The commercial cites a March 28, 2010, debate on Fox News with Rubio in which Crist says, "I think what we need to do is go ahead and repeal this thing," referring to the health care law. It then changes to a March 9, 2014, interview with CNN’s Candy Crowley, saying "I think it’s been great" when asked about the law.

We found that Crist called for repeal in a March 21, 2010, Associated Press article while the U.S. House was voting on the bill. At that time, he was trying to win the Republican primary against Rubio. By July 20, when he had given up on the Republican nomination and was running as an independent, Crist was backing off of that position. The Wall Street Journal wrote that  "Despite pledging as a Republican to help repeal President Obama's health-care overhaul, Mr. Crist now says he does not support such a move."

Then on July 29, Crist issued a press release that seemed to take two positions at once. It read, in part:

"Had I been in the United States Senate at the time, I would have voted against the bill because of unacceptable provisions like the cuts to the Medicare Advantage program. But being an independent, I have the freedom to be an honest broker for the people of Florida without regard for political party, and the reality is this: despite its serious flaws, the Obama health care bill does have some positive aspects. Repeal must be accompanied by a responsible substitute -- repeal without passage of a substitute law protecting those with pre-existing conditions, closing the prescription drug donut hole for seniors, and allowing parents to keep their children on their insurance coverage until age 26 would be wrong. While I would not have supported the legislation, we have to recognize the positive components and work together across party lines to make our health care system more affordable for both consumers and the government."
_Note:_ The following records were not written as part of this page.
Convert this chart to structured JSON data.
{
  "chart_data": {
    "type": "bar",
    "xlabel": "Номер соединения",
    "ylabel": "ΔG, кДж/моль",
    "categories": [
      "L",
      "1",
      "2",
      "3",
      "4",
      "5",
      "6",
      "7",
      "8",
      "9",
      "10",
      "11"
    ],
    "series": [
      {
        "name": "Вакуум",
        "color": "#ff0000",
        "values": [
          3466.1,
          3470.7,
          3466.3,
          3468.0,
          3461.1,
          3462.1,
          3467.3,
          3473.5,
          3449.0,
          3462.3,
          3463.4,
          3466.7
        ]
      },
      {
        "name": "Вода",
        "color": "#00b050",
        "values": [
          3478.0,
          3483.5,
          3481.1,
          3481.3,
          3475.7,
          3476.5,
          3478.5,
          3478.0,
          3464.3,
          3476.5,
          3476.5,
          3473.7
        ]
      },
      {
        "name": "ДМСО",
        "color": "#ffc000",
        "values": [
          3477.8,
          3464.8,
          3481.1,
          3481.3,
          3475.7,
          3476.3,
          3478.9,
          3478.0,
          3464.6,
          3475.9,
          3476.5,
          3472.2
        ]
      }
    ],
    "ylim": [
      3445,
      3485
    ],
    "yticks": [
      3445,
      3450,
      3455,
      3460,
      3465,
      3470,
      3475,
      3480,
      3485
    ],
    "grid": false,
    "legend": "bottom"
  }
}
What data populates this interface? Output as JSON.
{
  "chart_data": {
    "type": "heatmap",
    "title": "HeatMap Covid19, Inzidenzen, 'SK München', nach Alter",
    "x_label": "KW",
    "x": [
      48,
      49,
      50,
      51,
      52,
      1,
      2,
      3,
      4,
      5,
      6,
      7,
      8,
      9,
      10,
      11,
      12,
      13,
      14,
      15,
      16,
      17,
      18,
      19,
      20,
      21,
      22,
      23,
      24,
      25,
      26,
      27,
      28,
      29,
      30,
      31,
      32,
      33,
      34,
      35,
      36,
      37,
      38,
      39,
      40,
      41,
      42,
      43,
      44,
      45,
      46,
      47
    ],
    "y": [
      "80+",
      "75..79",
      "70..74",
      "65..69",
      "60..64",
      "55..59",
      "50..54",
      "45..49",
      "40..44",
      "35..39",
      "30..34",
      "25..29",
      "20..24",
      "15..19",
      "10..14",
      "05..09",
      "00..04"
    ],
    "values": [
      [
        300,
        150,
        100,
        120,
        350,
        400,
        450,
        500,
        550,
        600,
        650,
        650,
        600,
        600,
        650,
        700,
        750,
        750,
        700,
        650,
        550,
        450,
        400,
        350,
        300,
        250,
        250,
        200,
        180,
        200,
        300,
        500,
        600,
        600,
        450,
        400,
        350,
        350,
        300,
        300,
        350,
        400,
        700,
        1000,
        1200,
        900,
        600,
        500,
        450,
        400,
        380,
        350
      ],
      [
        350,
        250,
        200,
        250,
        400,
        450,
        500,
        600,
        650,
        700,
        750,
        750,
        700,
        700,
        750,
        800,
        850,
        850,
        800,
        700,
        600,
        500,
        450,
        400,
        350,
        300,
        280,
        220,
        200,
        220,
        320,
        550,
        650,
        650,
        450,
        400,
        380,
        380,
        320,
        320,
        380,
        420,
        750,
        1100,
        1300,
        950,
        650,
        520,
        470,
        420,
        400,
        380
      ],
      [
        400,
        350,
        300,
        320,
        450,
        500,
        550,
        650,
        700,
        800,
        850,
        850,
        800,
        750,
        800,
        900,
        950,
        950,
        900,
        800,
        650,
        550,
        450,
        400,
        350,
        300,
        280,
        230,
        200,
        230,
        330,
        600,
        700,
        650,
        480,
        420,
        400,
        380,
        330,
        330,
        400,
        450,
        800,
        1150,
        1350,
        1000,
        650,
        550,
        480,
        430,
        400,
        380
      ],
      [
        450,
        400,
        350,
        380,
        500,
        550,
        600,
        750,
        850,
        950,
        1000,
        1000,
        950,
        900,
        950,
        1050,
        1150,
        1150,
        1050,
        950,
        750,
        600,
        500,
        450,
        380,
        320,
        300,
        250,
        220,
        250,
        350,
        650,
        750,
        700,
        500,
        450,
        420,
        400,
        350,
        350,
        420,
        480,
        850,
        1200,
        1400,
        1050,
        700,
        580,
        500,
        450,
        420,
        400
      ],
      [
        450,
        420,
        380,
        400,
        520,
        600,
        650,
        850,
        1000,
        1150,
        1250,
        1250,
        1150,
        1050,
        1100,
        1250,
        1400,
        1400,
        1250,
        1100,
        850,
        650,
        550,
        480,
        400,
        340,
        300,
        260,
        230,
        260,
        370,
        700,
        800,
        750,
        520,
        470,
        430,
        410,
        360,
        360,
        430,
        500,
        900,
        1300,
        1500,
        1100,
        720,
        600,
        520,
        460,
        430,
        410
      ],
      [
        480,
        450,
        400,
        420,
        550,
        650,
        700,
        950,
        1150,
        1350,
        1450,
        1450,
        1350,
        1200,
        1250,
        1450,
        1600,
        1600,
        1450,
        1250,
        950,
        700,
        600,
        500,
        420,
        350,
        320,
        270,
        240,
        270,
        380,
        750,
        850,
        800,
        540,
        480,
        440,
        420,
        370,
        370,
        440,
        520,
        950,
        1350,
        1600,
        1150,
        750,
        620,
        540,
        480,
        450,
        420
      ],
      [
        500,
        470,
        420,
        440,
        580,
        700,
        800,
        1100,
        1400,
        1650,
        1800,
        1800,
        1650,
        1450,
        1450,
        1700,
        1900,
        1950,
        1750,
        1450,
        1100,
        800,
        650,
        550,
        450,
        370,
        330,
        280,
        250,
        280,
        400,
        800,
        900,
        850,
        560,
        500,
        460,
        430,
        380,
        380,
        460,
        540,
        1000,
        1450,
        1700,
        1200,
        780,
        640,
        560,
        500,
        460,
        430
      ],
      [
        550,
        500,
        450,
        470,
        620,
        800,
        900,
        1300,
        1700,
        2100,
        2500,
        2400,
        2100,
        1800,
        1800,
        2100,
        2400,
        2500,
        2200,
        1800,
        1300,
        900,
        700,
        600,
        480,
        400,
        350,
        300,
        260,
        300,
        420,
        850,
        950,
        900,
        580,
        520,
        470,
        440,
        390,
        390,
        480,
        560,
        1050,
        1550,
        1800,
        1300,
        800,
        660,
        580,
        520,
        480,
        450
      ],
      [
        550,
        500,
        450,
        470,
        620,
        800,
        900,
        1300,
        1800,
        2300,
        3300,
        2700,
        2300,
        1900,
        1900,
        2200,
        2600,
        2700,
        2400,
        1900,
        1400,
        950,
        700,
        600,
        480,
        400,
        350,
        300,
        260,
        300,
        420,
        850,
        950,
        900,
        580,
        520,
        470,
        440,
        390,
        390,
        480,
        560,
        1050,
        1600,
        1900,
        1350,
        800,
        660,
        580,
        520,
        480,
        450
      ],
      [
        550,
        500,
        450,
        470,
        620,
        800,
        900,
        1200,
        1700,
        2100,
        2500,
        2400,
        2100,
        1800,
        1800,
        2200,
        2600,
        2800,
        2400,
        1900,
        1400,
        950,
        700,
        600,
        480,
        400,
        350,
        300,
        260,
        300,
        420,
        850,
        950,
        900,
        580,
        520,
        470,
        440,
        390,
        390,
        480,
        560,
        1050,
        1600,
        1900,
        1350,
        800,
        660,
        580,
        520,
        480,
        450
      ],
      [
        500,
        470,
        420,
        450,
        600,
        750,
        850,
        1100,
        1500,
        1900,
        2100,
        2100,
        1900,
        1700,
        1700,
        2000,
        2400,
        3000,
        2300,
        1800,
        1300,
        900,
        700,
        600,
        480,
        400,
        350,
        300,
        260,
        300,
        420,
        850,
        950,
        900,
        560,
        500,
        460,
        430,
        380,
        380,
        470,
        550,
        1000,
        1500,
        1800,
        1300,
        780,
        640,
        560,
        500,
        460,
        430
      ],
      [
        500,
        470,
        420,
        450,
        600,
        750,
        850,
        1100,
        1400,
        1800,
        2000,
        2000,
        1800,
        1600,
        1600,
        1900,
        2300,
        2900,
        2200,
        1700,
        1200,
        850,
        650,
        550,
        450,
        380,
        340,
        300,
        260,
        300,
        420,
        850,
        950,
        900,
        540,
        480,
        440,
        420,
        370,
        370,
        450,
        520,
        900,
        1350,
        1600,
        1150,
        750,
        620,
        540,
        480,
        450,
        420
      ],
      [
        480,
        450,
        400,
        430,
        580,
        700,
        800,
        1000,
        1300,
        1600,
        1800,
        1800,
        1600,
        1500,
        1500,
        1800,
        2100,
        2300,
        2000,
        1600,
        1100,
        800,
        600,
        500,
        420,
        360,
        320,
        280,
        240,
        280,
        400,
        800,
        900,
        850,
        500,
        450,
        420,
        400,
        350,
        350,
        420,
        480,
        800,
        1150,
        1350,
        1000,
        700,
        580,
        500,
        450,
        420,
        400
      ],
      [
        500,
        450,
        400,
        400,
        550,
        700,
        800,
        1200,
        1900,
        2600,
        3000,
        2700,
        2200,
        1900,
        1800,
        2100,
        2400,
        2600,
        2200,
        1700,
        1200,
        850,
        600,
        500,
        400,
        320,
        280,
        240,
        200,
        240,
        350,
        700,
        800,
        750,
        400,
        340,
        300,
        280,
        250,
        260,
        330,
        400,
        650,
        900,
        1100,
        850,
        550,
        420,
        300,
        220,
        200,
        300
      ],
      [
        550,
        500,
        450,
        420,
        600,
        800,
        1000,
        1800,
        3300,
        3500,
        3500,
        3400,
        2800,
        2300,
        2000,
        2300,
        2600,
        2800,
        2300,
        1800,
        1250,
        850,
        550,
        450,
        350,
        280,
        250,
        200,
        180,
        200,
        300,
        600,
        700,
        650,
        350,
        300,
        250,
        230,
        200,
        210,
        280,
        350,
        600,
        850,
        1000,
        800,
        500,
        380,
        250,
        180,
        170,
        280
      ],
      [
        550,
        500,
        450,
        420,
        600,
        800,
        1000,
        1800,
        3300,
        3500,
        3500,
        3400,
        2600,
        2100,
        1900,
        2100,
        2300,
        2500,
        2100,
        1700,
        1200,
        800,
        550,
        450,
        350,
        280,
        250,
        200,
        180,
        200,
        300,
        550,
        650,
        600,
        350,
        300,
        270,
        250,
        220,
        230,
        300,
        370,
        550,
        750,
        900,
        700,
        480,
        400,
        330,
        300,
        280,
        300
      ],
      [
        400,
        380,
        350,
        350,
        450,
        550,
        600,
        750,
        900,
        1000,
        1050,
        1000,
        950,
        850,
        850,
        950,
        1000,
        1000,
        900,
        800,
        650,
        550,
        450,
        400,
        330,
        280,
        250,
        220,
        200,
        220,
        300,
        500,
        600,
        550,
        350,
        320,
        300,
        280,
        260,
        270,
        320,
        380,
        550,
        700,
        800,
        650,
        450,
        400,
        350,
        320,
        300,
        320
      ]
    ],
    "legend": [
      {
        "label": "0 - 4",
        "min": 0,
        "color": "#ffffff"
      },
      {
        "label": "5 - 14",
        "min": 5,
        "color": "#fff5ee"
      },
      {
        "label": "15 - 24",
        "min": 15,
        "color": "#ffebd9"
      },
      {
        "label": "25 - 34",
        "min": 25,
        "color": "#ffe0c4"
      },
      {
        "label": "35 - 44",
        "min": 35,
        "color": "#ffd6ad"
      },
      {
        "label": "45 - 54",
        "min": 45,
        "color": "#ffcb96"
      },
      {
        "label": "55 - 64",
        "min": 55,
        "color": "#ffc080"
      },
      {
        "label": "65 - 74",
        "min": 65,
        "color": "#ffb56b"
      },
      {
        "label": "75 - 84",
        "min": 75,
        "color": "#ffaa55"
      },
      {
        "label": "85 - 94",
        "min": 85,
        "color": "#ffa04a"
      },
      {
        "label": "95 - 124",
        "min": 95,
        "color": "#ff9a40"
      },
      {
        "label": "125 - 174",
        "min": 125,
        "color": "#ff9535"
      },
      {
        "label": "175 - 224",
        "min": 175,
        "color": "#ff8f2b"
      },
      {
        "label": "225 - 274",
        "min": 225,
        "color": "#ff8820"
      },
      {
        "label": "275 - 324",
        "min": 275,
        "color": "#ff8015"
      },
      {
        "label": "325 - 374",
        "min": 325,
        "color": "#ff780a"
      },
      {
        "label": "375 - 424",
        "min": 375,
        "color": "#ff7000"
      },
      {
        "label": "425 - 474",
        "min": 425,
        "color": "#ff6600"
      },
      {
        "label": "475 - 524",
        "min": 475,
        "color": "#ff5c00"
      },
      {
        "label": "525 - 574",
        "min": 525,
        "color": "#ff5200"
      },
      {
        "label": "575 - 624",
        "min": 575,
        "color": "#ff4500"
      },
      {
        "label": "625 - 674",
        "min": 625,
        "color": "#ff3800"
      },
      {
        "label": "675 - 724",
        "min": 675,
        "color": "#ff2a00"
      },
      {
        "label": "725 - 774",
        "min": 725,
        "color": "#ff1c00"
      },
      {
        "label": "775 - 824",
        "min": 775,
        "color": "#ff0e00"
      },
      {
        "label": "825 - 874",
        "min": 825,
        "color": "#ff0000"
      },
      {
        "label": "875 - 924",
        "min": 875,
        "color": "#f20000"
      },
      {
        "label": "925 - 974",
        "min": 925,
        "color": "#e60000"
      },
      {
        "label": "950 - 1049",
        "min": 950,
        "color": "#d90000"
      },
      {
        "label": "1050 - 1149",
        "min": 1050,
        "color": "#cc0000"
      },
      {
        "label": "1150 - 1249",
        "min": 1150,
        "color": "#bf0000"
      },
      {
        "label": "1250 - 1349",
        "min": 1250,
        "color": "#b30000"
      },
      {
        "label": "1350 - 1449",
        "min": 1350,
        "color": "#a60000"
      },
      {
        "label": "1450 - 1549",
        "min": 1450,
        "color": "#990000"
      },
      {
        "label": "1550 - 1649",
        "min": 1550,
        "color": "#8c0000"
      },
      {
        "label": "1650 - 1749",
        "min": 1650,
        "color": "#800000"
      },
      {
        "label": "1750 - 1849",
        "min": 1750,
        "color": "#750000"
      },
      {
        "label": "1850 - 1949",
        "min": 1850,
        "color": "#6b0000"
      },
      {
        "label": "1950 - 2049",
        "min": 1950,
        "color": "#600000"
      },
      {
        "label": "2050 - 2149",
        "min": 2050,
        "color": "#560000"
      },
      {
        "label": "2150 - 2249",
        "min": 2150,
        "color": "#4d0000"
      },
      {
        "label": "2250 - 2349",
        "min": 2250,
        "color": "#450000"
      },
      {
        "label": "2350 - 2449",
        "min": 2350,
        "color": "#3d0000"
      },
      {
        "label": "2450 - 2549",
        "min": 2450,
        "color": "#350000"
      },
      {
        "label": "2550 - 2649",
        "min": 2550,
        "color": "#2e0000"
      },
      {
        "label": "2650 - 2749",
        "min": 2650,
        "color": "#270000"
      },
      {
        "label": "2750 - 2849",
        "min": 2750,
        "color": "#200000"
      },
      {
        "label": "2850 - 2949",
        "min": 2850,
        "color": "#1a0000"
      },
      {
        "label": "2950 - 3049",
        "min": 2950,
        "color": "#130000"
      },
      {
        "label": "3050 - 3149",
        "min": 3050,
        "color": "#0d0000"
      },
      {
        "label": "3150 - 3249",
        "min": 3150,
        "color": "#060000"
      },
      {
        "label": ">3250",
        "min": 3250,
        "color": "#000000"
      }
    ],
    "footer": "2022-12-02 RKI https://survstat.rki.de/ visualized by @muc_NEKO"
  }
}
So, he would have voted against it, but was now part of the repeal and replace crowd. But we’re not done yet.

On Aug. 27, he told Central Florida News 13, "I would have voted for it but I think it can be done better." So he was saying he would have helped pass the law, but focused the rest of the conversation on how he didn’t like provisions for Medicare. Two hours later, he issued a press release that basically repeated the July 29 release, saying he wanted to "be abundantly clear."

Crist ended up losing that Senate race as an independent, but once Crist became a Democrat, his position did a complete 180-degree turn for good.

In the March 2014 interview with Crowley, Crist said the law was "great" and that Democratic candidates should be more vocal in supporting the law. "They ought to strengthen up," he said. "The president's a smart guy and he's doing the right thing, and God bless him for it."

Our ruling

As a Republican, Crist was clear in his adherence to the party line by saying the Affordable Care Act should be repealed. When running for Senate, he seemed to contradict himself at times by saying he would have voted against the law, but also that it should be repealed or modified. Then he said he would have voted for Obamacare, but wanted parts of it changed, specifically portions dealing with cuts to Medicare.

In this campaign, he clearly supports the Affordable Care Act. That’s about as big a flip as you can get from saying he wouldn’t have voted for it in the first place. We rate this one a Full Flop.